SAN FRANCISCO—On Friday, September 25, representatives from the United States Department of Justice sent a letter to San Francisco Mayor London Breed requesting that the city change current standards decreed by a recent Order of the Health Officer which state, “[only] one individual member of the public may enter the house of worship at a time.”

The Justice Department summarized the letter in an immediate news release later in the day, crediting authors Eric Dreiband, Assistant Attorney General for the Civil Rights Division, and David Anderson, U.S. Attorney for the Northern District of California. The letter’s content’s were reportedly an explanation “that the city’s policy of only allowing a single worshiper in places of worship regardless of their size, while allowing multiple patrons in other indoor settings including gyms, tattoo parlors, hair salons, massage studios, and daycares, is contrary to the Constitution and the nation’s best tradition of religious freedom. Individual rights, including the protections in the Bill of Rights, are always operative and restrain government action. Thus, even in times of emergency, when reasonable, narrowly-tailored, and temporary restrictions may lawfully limit our liberty, the First Amendment and federal statutory law continue to prohibit discrimination against religious institutions and religious believers.”

The September 14 Health Order, No. C19-07, “provides no reasoned explanation why its one-size-fits-all limit on indoor religious gatherings, regardless of size, is necessary or appropriate,” the letter reads. The order allows 50 people from different households to gather for outdoor gatherings including religious services or ceremonies. The same number is prescribed to outdoor political protests which, along with religious gatherings, are deemed “Special Gatherings” by The San Francisco Department of Public Health. Both indoor religious and political gatherings (such as presence at campaign headquarters) are limited to one person.

The Health Order allows gyms and fitness centers to serve 10 percent of the facility’s normal maximum occupancy or “the number of people who can maintain at least six feet of physical distance from each other in the facility at all times” or 12 feet of physical distance required where individuals “are engaged in an activity that may increase the breathing rate and/or intensity.” Childcare facilities are allowed to operate with 10 to 12 children in a group and retail establishments are enabled to operate at 50 percent capacity with 6-foot separation, 25 percent for indoor shopping centers.

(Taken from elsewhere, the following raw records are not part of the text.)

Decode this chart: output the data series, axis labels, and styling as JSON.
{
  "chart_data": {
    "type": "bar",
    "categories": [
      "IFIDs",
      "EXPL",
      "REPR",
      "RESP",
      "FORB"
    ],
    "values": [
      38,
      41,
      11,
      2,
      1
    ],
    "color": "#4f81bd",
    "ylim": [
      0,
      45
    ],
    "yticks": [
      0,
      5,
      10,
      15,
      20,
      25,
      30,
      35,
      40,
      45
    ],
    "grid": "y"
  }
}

Cited in the letter was the U.S. Supreme Court Case South Bay United Pentecostal Church v. Newsom, in which the U.S. Supreme Court denied a church’s request to enjoin California Governor Gavin Newsom’s Executive Order which limited attendance at places of worship to 25 percent of a building’s capacity or 100 people. Chief Justice Roberts held the restrictions abided by the First Amendment’s Free Exercise of Religion Clause since similar restrictions also affected secular activities.

Mentioned were the city’s two largest buildings for religious gatherings, Temple Sherith Israel and Saint Mary of the Assumption, which have capacities for 1,400 and 2,400 people respectively.

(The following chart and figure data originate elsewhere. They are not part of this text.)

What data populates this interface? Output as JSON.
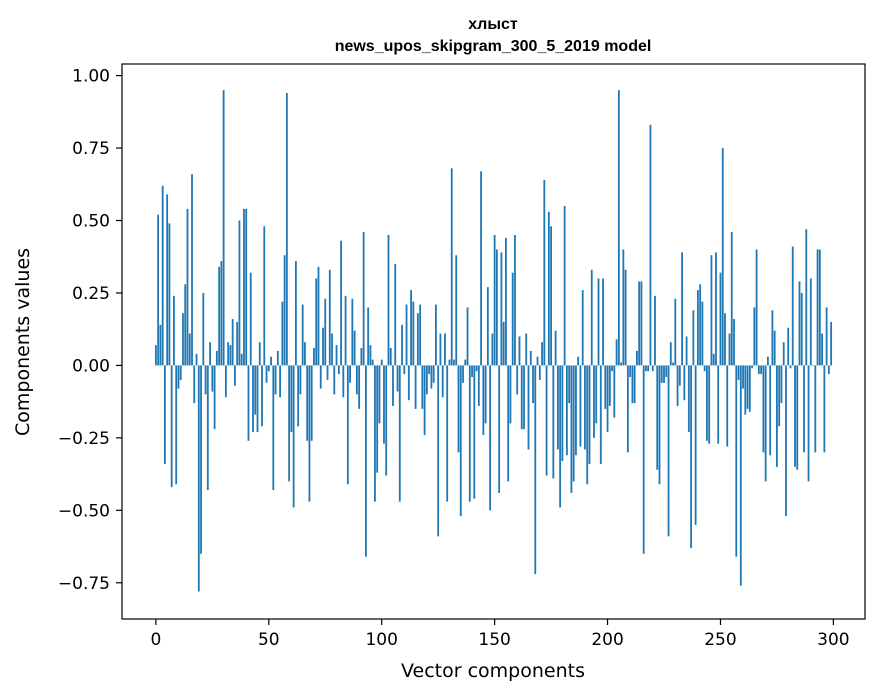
{
  "chart_data": {
    "type": "bar",
    "title": "хлыст",
    "subtitle": "news_upos_skipgram_300_5_2019 model",
    "xlabel": "Vector components",
    "ylabel": "Components values",
    "xlim": [
      -15,
      314
    ],
    "ylim": [
      -0.875,
      1.04
    ],
    "xticks": [
      0,
      50,
      100,
      150,
      200,
      250,
      300
    ],
    "xtick_labels": [
      "0",
      "50",
      "100",
      "150",
      "200",
      "250",
      "300"
    ],
    "yticks": [
      -0.75,
      -0.5,
      -0.25,
      0.0,
      0.25,
      0.5,
      0.75,
      1.0
    ],
    "ytick_labels": [
      "−0.75",
      "−0.50",
      "−0.25",
      "0.00",
      "0.25",
      "0.50",
      "0.75",
      "1.00"
    ],
    "bar_color": "#1f77b4",
    "x": "0..299 (component index)",
    "values": [
      0.07,
      0.52,
      0.14,
      0.62,
      -0.34,
      0.59,
      0.49,
      -0.42,
      0.24,
      -0.41,
      -0.08,
      -0.05,
      0.18,
      0.28,
      0.54,
      0.11,
      0.66,
      -0.13,
      0.04,
      -0.78,
      -0.65,
      0.25,
      -0.1,
      -0.43,
      0.08,
      -0.09,
      -0.22,
      0.05,
      0.34,
      0.36,
      0.95,
      -0.11,
      0.08,
      0.07,
      0.16,
      -0.07,
      0.15,
      0.5,
      0.04,
      0.54,
      0.54,
      -0.26,
      0.32,
      -0.23,
      -0.17,
      -0.23,
      0.08,
      -0.21,
      0.48,
      -0.06,
      -0.02,
      0.03,
      -0.43,
      -0.1,
      0.05,
      -0.11,
      0.22,
      0.38,
      0.94,
      -0.4,
      -0.23,
      -0.49,
      0.36,
      -0.21,
      -0.1,
      0.21,
      0.08,
      -0.26,
      -0.47,
      -0.26,
      0.06,
      0.3,
      0.34,
      -0.08,
      0.13,
      0.23,
      -0.05,
      0.33,
      0.11,
      -0.1,
      0.07,
      -0.03,
      0.43,
      -0.11,
      0.24,
      -0.41,
      -0.06,
      0.23,
      0.12,
      -0.1,
      -0.15,
      0.06,
      0.46,
      -0.66,
      0.2,
      0.07,
      0.02,
      -0.47,
      -0.37,
      -0.2,
      0.02,
      -0.27,
      -0.38,
      0.45,
      0.06,
      -0.14,
      0.35,
      -0.09,
      -0.47,
      0.14,
      -0.03,
      0.21,
      -0.12,
      0.26,
      0.22,
      -0.15,
      0.18,
      0.21,
      -0.15,
      -0.24,
      -0.1,
      -0.03,
      -0.08,
      -0.06,
      0.21,
      -0.59,
      0.11,
      -0.11,
      0.11,
      -0.47,
      0.02,
      0.68,
      0.02,
      0.38,
      -0.3,
      -0.52,
      -0.06,
      0.02,
      0.2,
      -0.47,
      -0.04,
      -0.46,
      -0.02,
      -0.14,
      0.67,
      -0.24,
      -0.2,
      0.27,
      -0.5,
      0.11,
      0.45,
      0.4,
      -0.44,
      0.39,
      0.15,
      0.44,
      -0.4,
      -0.2,
      0.32,
      0.45,
      -0.1,
      0.1,
      -0.22,
      -0.22,
      0.11,
      -0.29,
      0.05,
      -0.13,
      -0.72,
      0.03,
      -0.05,
      0.08,
      0.64,
      -0.38,
      0.53,
      0.48,
      -0.39,
      0.12,
      -0.29,
      -0.49,
      -0.33,
      0.55,
      -0.31,
      -0.13,
      -0.44,
      -0.4,
      -0.31,
      0.03,
      -0.28,
      0.26,
      -0.29,
      -0.41,
      -0.34,
      0.33,
      -0.25,
      -0.2,
      0.3,
      -0.34,
      0.3,
      -0.15,
      -0.23,
      -0.14,
      -0.02,
      -0.18,
      0.09,
      0.95,
      0.01,
      0.4,
      0.33,
      -0.3,
      -0.04,
      -0.13,
      -0.13,
      0.05,
      0.29,
      0.29,
      -0.65,
      -0.02,
      -0.02,
      0.83,
      -0.02,
      0.24,
      -0.36,
      -0.41,
      -0.06,
      -0.06,
      -0.04,
      -0.59,
      0.08,
      0.01,
      0.23,
      -0.14,
      -0.07,
      0.39,
      -0.12,
      0.1,
      -0.23,
      -0.63,
      0.19,
      -0.55,
      0.26,
      0.28,
      0.22,
      -0.02,
      -0.26,
      -0.27,
      0.38,
      0.04,
      0.39,
      -0.27,
      0.32,
      0.75,
      0.18,
      -0.28,
      0.11,
      0.46,
      0.16,
      -0.66,
      -0.05,
      -0.76,
      -0.08,
      -0.17,
      -0.15,
      -0.16,
      -0.01,
      0.2,
      0.4,
      -0.03,
      -0.03,
      -0.3,
      -0.4,
      0.03,
      -0.31,
      0.19,
      0.12,
      -0.35,
      -0.21,
      -0.13,
      0.08,
      -0.52,
      0.13,
      -0.01,
      0.41,
      -0.35,
      -0.36,
      0.29,
      0.25,
      -0.3,
      0.47,
      -0.4,
      0.3,
      0.0,
      -0.3,
      0.4,
      0.4,
      0.11,
      -0.3,
      0.2,
      -0.03,
      0.15
    ]
  }
}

“These rules plainly discriminate against people of faith and their ability to gather and practice their faith at churches, synagogues, mosques, and other houses of worship. Put simply, there is no scientific or legal justification for permitting a 20,000 square foot synagogue to admit only one worshipper while allowing a tattoo parlor to accommodate as many patrons as it can fit so long as they are six feet apart.”

The press release included information on the letter’s background which originated from an April 27 directive given by Attorney General William P. Barr to both Dreiband and Matthew Schneider, the U.S. Attorney for the Eastern District of Michigan, “To review state and local policies to ensure that civil liberties are protected during the COVID-19 pandemic.”